Continuing the user editor example, let's say that I have a top level view called UserEditorView. It renders a basic container for the user editor (title bars, etc.) and then, by default, instantiates and renders Users.IndexView inside that container.
Users.IndexView renders the list of users. Next to each user is an edit icon, which is a link to "#users/555/edit". So, when the user clicks it, that event goes to the router, which tells UserEditorView, "hey, I want to edit user #555". And then UserEditorView will remove the IndexView (by calling its .remove() method), instantiate Users.EditView for the appropriate user model, and put the EditView into the container.
When the user is done editing the user, she clicks on "Save", and then EditView saves the model. Now we need to get back to the IndexView. EditView calls window.router.navigate('users', { trigger: true }), so the URL gets updated and the router gets invoked. The router then calls .showIndex() on the UserEditorView, and the UserEditorView does the swap back to IndexView from EditView.
On a simple way to manage unloading of events, I've found this article on zombie views quite useful.
Basically, I don't have a toplevel view, but I render all the views using a view handler that takes care of the views for a given container.
To make your renderer thinner, I would recommend using routes.
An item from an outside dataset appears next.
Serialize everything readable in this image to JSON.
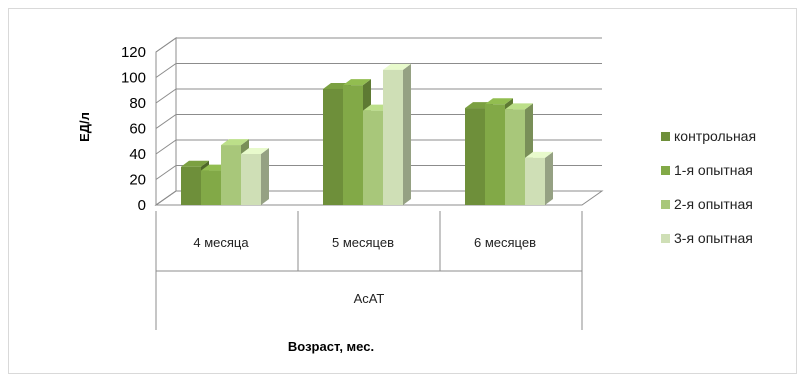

They are easy to setup, and you can have different views for each route. Or, what I'm used to do is just to have different templates. Using a general Backbone.View overwrite:
Backbone.View = Backbone.View.extend({
initialize: function(attrs) {
attrs = attrs || {}
if(!_.isUndefined(attrs.template)) {
this.template = attrs.template;
}
}
});
I've noticed that I reuse views in two ways:
1. edit views differ only in the underlying model and template, but not the associated logic (clicking the submit validates and saves the model)
2. the same view can be reused in several places with different templates (like a list of users as a ranking or you accounts)
With the above extension, I can pass {template: '/my/current/template/} to the view, and it will be rendered as I want. Together with routes, I finally got a flexible, easy to understand and thin setup.